Slide View : 15-462/662 Fall 2020

Previous | Next --- Slide 26 of 32

Arthas007 5 years ago

I am still confused about the sign before tau, sometimes it is negative and sometimes it is positive, how do we decide that?

keenan 5 years ago

@Arthas007 The gradient is the direction along which the function will increase quickest. So if you want to minimize the function, use a minus; if you want to maximize the function, use a plus.

hubbahubba 5 years ago

Because of numerical imprecision, aren't we technically not necessarily going in the steepest descent direction? Are there cases where that would lead to failure? Also, is there an equivalent to GD for discrete problems?

keenan 5 years ago

@hubbahubba For most reasonable (i.e., well-conditioned) problems, floating point error will not result in significant change in the gradient direction. If your problem is this poorly conditioned, you're gonna have other problems anyway...
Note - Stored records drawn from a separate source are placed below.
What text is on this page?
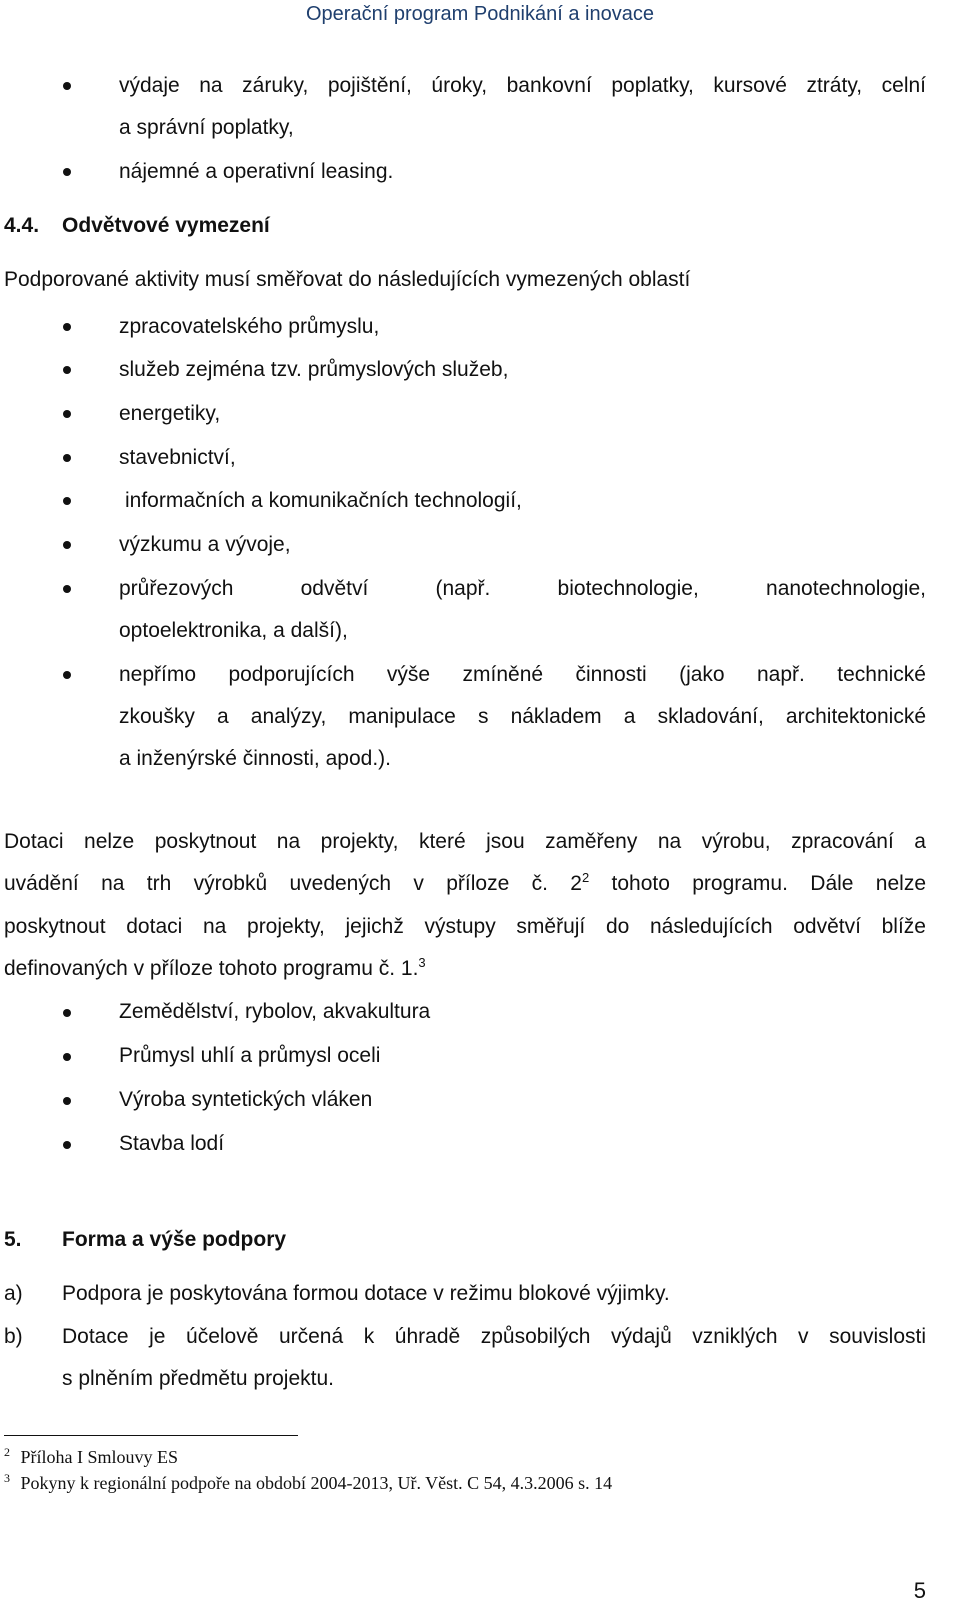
Operační program Podnikání a inovace
výdaje na záruky, pojištění, úroky, bankovní poplatky, kursové ztráty, celní
a správní poplatky,
nájemné a operativní leasing.
4.4. Odvětvové vymezení
Podporované aktivity musí směřovat do následujících vymezených oblastí
zpracovatelského průmyslu,
služeb zejména tzv. průmyslových služeb,
energetiky,
stavebnictví,
informačních a komunikačních technologií,
výzkumu a vývoje,
průřezových odvětví (např. biotechnologie, nanotechnologie,
optoelektronika, a další),
nepřímo podporujících výše zmíněné činnosti (jako např. technické
zkoušky a analýzy, manipulace s nákladem a skladování, architektonické
a inženýrské činnosti, apod.).
Dotaci nelze poskytnout na projekty, které jsou zaměřeny na výrobu, zpracování a
uvádění na trh výrobků uvedených v příloze č. $2^2$ tohoto programu. Dále nelze
poskytnout dotaci na projekty, jejichž výstupy směřují do následujících odvětví blíže
definovaných v příloze tohoto programu č. 1.$^3$
Zemědělství, rybolov, akvakultura
Průmysl uhlí a průmysl oceli
Výroba syntetických vláken
Stavba lodí
5. Forma a výše podpory
a) Podpora je poskytována formou dotace v režimu blokové výjimky.
b) Dotace je účelově určená k úhradě způsobilých výdajů vzniklých v souvislosti
s plněním předmětu projektu.
$^2$ Příloha I Smlouvy ES
$^3$ Pokyny k regionální podpoře na období 2004-2013, Uř. Věst. C 54, 4.3.2006 s. 14
5
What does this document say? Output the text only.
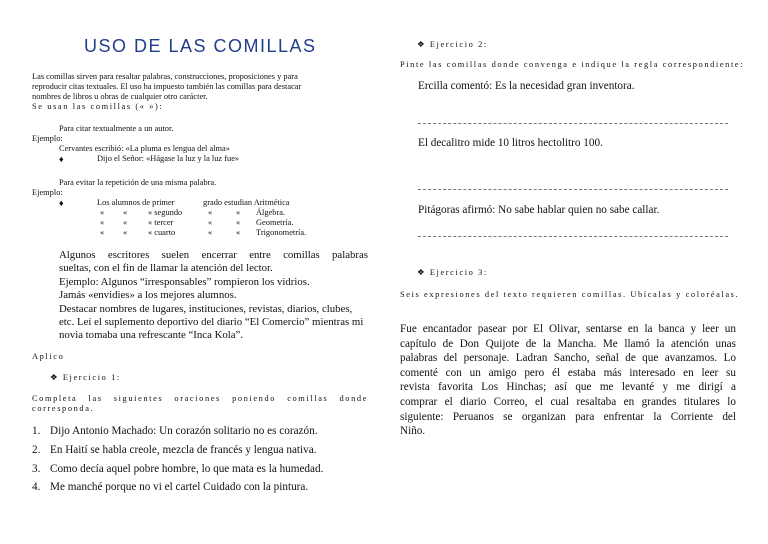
USO DE LAS COMILLAS
Las comillas sirven para resaltar palabras, construcciones, proposiciones y para
reproducir citas textuales. El uso ha impuesto también las comillas para destacar
nombres de libros u obras de cualquier otro carácter.
Se usan las comillas (« »):
Para citar textualmente a un autor.
Ejemplo:
Cervantes escribió: «La pluma es lengua del alma»
♦	Dijo el Señor: «Hágase la luz y la luz fue»
Para evitar la repetición de una misma palabra.
Ejemplo:
♦	Los alumnos de primer	grado estudian Aritmética
«	«	« segundo	«	«	Álgebra.
«	«	« tercer	«	«	Geometría.
«	«	« cuarto	«	«	Trigonometría.
Algunos escritores suelen encerrar entre comillas palabras
sueltas, con el fin de llamar la atención del lector.
Ejemplo: Algunos “irresponsables” rompieron los vidrios.
Jamás «envidies» a los mejores alumnos.
Destacar nombres de lugares, instituciones, revistas, diarios, clubes,
etc. Leí el suplemento deportivo del diario “El Comercio” mientras mi
novia tomaba una refrescante “Inca Kola”.
Aplico
❖ Ejercicio 1:
Completa las siguientes oraciones poniendo comillas donde
corresponda.
1. Dijo Antonio Machado: Un corazón solitario no es corazón.
2. En Haití se habla creole, mezcla de francés y lengua nativa.
3. Como decía aquel pobre hombre, lo que mata es la humedad.
4. Me manché porque no vi el cartel Cuidado con la pintura.
❖ Ejercicio 2:
Pinte las comillas donde convenga e indique la regla correspondiente:
Ercilla comentó: Es la necesidad gran inventora.
El decalitro mide 10 litros hectolitro 100.
Pitágoras afirmó: No sabe hablar quien no sabe callar.
❖ Ejercicio 3:
Seis expresiones del texto requieren comillas. Ubícalas y coloréalas.
Fue encantador pasear por El Olivar, sentarse en la banca y leer un
capítulo de Don Quijote de la Mancha. Me llamó la atención unas
palabras del personaje. Ladran Sancho, señal de que avanzamos. Lo
comenté con un amigo pero él estaba más interesado en leer su
revista favorita Los Hinchas; así que me levanté y me dirigí a
comprar el diario Correo, el cual resaltaba en grandes titulares lo
siguiente: Peruanos se organizan para enfrentar la Corriente del
Niño.
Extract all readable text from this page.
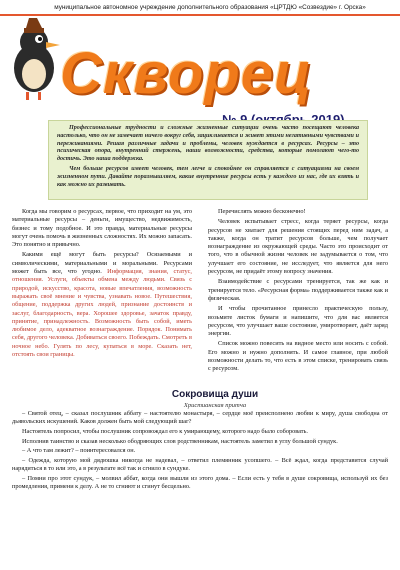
муниципальное автономное учреждение дополнительного образования «ЦРТДЮ «Созвездие» г. Орска»
Скворец

Профессиональные трудности и сложные жизненные ситуации очень часто посещают человека настолько, что он не замечает ничего вокруг себя, зацикливается и живет этими негативными чувствами и переживаниями. Решая различные задачи и проблемы, человек нуждается в ресурсах. Ресурсы – это психическая опора, внутренний стержень, наши возможности, средства, которые помогают чего-то достичь. Это наша поддержка.

Чем больше ресурсов имеет человек, тем легче и спокойнее он справляется с ситуациями на своем жизненном пути. Давайте поразмышляем, какие внутренние ресурсы есть у каждого из нас, где их взять и как можно их развивать.

Когда мы говорим о ресурсах, первое, что приходит на ум, это материальные ресурсы – деньги, имущество, недвижимость, бизнес и тому подобное. И это правда, материальные ресурсы могут очень помочь в жизненных сложностях. Их можно запасать. Это понятно и привычно.

Какими ещё могут быть ресурсы? Осязаемыми и символическими, материальными и моральными. Ресурсами может быть все, что угодно. Информация, знания, статус, отношения. Услуги, объекты обмена между людьми. Связь с природой, искусство, красота, новые впечатления, возможность выражать своё мнение и чувства, узнавать новое. Путешествия, общение, поддержка других людей, признание достоинств и заслуг, благодарность, вера. Хорошее здоровье, зачаток правду, принятие, принадлежность. Возможность быть собой, иметь любимое дело, адекватное вознаграждение. Порядок. Понимать себя, другого человека. Добиваться своего. Побеждать. Смотреть в ночное небо. Гулять по лесу, купаться в море. Сказать нет, отстоять свои границы.

Перечислять можно бесконечно!

Человек испытывает стресс, когда теряет ресурсы, когда ресурсов не хватает для решения стоящих перед ним задач, а также, когда он тратит ресурсов больше, чем получает вознаграждение из окружающей среды. Часто это происходит от того, что в обычной жизни человек не задумывается о том, что улучшает его состояние, не исследует, что является для него ресурсом, не придаёт этому вопросу значения.

Взаимодействие с ресурсами тренируется, так же как и тренируется тело. «Ресурсная форма» поддерживается также как и физическая.

И чтобы прочитанное принесло практическую пользу, возьмите листок бумаги и напишите, что для вас является ресурсом, что улучшает ваше состояние, умиротворяет, даёт заряд энергии.

Список можно повесить на видное место или носить с собой. Его можно и нужно дополнять. И самое главное, при любой возможности делать то, что есть в этом списке, тренировать связь с ресурсом.

Сокровища души
Христианская притча

– Святой отец, – сказал послушник аббату – настоятелю монастыря, – сердце моё преисполнено любви к миру, душа свободна от дьявольских искушений. Каков должен быть мой следующий шаг?

Настоятель попросил, чтобы послушник сопровождал его к умирающему, которого надо было соборовать.

Исполнив таинство и сказав несколько ободряющих слов родственникам, настоятель заметил в углу большой сундук.

– А что там лежит? – поинтересовался он.

– Одежда, которую мой дядюшка никогда не надевал, – ответил племянник усопшего. – Всё ждал, когда представится случай нарядиться в то или это, а в результате всё так и сгнило в сундуке.

– Помни про этот сундук, – молвил аббат, когда они вышли из этого дома. – Если есть у тебя в душе сокровища, используй их без промедления, примени к делу. А не то сгниют и сгинут бесцельно.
It's also important to realize that any direction $u$ that has a positive inner product with the gradient $\nabla f$ will be a "descent direction," i.e., if $\langle u, \nabla f \rangle > 0$, then moving in the direction $u$ will still decrease the function (consider a low-order Taylor series around the current point...). Hence, small floating point errors will not cause any trouble.

Most importantly, there are plenty of methods that intentionally pick a different descent direction (other than the gradient) in order to make more rapid progress. There is nothing holy about the gradient. (In fact, the gradient itself doesn't have one canonical definition: it depends on the choice of inner product...)